Y eso (dando por supuesto que los datos sean de calidad, lo que significa en primer lugar que se encuentren actualizados) sin olvidarnos de que -si es que las medidas se observan, lo que no depende sólo de su publicación en un Boletín Oficial-, en caso de que los resultados vayan siendo menos malos -los famosos indicadores-, resultará materialmente imposible atribuir la autoría a una u otra de las varias restricciones: ¿el toque de queda? ¿los confinamientos? ¿el uso de las mascarillas? Y lo mismo si las cifras salen mal y hay que preguntarse por dónde hay que imponer las nuevas prohibiciones. Cualquier decisión que se adopte, incluso si se guiara sólo por razones científicas, tiene mucho de conjetural.

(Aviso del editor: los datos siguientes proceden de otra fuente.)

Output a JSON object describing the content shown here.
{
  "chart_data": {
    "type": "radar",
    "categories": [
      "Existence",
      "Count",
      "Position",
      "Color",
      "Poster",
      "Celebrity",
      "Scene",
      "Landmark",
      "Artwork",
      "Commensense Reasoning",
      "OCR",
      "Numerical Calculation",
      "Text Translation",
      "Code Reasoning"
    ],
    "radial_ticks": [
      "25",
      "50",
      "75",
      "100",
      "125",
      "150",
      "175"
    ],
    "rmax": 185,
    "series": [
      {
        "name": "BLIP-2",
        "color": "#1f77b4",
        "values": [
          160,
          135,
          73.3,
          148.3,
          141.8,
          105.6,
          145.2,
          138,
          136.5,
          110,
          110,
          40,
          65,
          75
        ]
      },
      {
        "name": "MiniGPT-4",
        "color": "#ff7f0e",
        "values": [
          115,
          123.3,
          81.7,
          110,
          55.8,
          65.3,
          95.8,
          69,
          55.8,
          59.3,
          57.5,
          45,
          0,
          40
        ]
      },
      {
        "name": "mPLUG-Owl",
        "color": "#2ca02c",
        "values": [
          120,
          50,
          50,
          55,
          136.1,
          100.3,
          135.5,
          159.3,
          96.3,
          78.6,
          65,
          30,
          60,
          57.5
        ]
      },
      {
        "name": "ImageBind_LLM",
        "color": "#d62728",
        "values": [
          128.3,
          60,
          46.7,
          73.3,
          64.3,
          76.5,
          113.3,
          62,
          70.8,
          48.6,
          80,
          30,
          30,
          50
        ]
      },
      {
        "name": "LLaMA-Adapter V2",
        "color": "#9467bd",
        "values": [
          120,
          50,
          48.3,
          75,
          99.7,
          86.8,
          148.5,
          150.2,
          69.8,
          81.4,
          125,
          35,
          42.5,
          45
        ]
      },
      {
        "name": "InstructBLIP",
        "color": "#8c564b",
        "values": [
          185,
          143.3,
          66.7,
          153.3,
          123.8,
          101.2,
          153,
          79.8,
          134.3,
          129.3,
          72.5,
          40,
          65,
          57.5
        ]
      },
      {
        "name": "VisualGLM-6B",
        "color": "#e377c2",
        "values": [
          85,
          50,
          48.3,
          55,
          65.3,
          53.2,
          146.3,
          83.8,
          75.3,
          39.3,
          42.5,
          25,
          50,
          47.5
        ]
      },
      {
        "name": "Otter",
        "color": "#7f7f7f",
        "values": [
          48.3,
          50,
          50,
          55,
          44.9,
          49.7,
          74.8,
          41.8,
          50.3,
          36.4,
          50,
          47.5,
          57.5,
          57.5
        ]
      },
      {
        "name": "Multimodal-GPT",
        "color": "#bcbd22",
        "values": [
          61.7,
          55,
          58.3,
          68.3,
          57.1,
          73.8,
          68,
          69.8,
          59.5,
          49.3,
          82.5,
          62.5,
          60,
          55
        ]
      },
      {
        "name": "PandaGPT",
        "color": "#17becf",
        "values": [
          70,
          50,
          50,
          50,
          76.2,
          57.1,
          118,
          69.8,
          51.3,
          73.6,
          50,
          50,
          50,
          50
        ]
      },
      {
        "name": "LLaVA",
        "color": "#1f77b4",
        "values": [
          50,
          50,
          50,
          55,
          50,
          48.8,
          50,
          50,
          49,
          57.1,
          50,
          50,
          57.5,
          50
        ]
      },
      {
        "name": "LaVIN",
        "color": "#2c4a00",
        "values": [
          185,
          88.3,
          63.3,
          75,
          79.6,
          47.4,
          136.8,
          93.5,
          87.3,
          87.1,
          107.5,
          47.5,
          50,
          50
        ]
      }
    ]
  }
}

Eso, sin contar con lo que ya se ha dicho: las decisiones que, antes y después del 25 de octubre, han ido adoptando las CCAA, como por ejemplo el cierre de la hostelería. Cada territorio es un mundo.

 

IV

 

Por supuesto que el planeta de lo jurídico es, en ese tipo de situaciones tan drásticas, meramente instrumental. Y sin duda también que ningún ordenamiento, por omniscientes que se mostrasen sus autores (el famoso “legislador”), podía haber previsto, a comienzos de marzo, una pandemia como la que se nos ha venido encima. Una verdadera plaga bíblica, de la que este mundo tecnificado creía estar a resguardo. Las medidas preventivas parecen mostrarse las únicas posibles, como en la época medieval, porque, una vez que uno cae enfermo, puede ser que no haya remedio y además los Hospitales entre tanto se colapsan fatalmente.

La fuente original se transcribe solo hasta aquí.